Вьюнок еще шире раскрыла большие синие глаза.
– Ненавижу Челси, – возразила она. – «Фэнтези» мне нравится больше. Все здесь такое вкусное, замечательно!
– И прекрасно, Вьюнок! Да и вообще, для Челси ты недостаточно богата. А ты, Марк, расскажи-ка нам подробнее о «Макбете» и страшных ведьмах. У меня есть свое мнение насчет того, как показать сцену с ведьмами.
Дэвид в бытность студентом участвовал в драматическом клубе Оксфорда и прославился на весь университет.
– Как же?
– Я бы их показал совсем обычными. Просто хитрые, тихие старушки. Как ведьмы в любой деревне.
– Но теперь никаких ведьм в помине нет! – сказала Вьюнок.
– Ты так говоришь, потому что ты городская жительница. В каждой английской деревне есть своя ведьма. Старая миссис Блэк, третий дом на холме. Мальчишкам не велено ей докучать, время от времени ей делают подарки – дюжину яиц, домашний пирог. А все потому, – он выразительно поднял палец, – что, если не угодишь ведьме, коровы перестанут доиться, не уродится картофель или малыш Джонни вывихнет ногу. Каждый знает: не следует навлекать на себя гнев старой дамы, хотя вслух об этом говорить не принято.

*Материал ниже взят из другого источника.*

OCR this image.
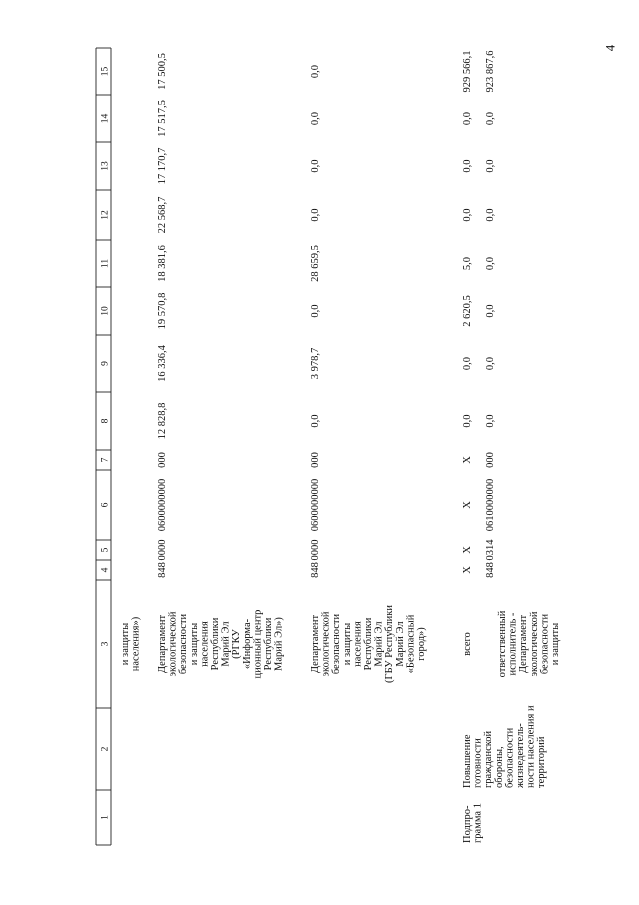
4
1
2
3
4
5
6
7
8
9
10
11
12
13
14
15
и защиты населения») Департамент экологической безопасности и защиты населения Республики Марий Эл (РГКУ «Информа- ционный центр Республики Марий Эл»)
848
0000
0600000000
000
12 828,8
16 336,4
19 570,8
18 381,6
22 568,7
17 170,7
17 517,5
17 500,5
Департамент экологической безопасности и защиты населения Республики Марий Эл (ГБУ Республики Марий Эл «Безопасный город»)
848
0000
0600000000
000
0,0
3 978,7
0,0
28 659,5
0,0
0,0
0,0
0,0
Подпро- грамма 1
Повышение готовности гражданской обороны, безопасности жизнедеятель- ности населения и территорий
всего
X
X
X
X
0,0
0,0
2 620,5
5,0
0,0
0,0
0,0
929 566,1
ответственный исполнитель - Департамент экологической безопасности и защиты
848
0314
0610000000
000
0,0
0,0
0,0
0,0
0,0
0,0
0,0
923 867,6
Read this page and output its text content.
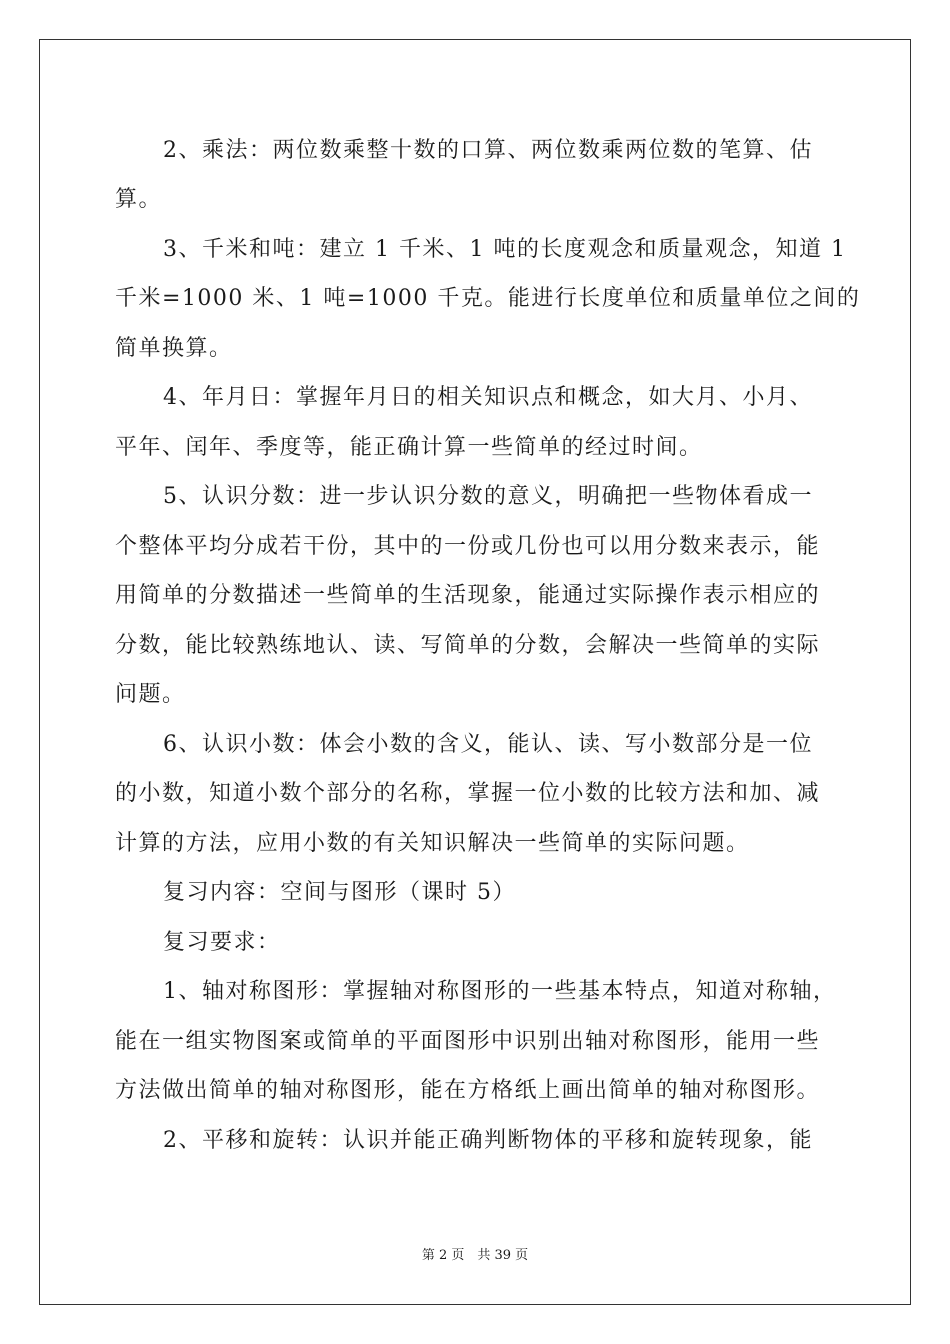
2、乘法：两位数乘整十数的口算、两位数乘两位数的笔算、估
算。
3、千米和吨：建立 1 千米、1 吨的长度观念和质量观念，知道 1
千米=1000 米、1 吨=1000 千克。能进行长度单位和质量单位之间的
简单换算。
4、年月日：掌握年月日的相关知识点和概念，如大月、小月、
平年、闰年、季度等，能正确计算一些简单的经过时间。
5、认识分数：进一步认识分数的意义，明确把一些物体看成一
个整体平均分成若干份，其中的一份或几份也可以用分数来表示，能
用简单的分数描述一些简单的生活现象，能通过实际操作表示相应的
分数，能比较熟练地认、读、写简单的分数，会解决一些简单的实际
问题。
6、认识小数：体会小数的含义，能认、读、写小数部分是一位
的小数，知道小数个部分的名称，掌握一位小数的比较方法和加、减
计算的方法，应用小数的有关知识解决一些简单的实际问题。
复习内容：空间与图形（课时 5）
复习要求：
1、轴对称图形：掌握轴对称图形的一些基本特点，知道对称轴，
能在一组实物图案或简单的平面图形中识别出轴对称图形，能用一些
方法做出简单的轴对称图形，能在方格纸上画出简单的轴对称图形。
2、平移和旋转：认识并能正确判断物体的平移和旋转现象，能
第 2 页　共 39 页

– Ты шутишь, – надула губки Вьюнок.
– Нисколько. Правда, Марк?
– Общее образование покончило с подобными суевериями, – заметила Гермия скептически.
– Только не в сельской местности. А твое мнение, Марк?
– По-моему, ты прав, – ответил я, подумав. – Хотя с уверенностью я сказать не берусь. Почти не жил в деревне.
– Мне кажется, представлять на сцене ведьму как обычную старуху невозможно, – заявила Гермия, возвращаясь к замечанию Дэвида. – В них, безусловно, должно быть что-то сверхъестественное.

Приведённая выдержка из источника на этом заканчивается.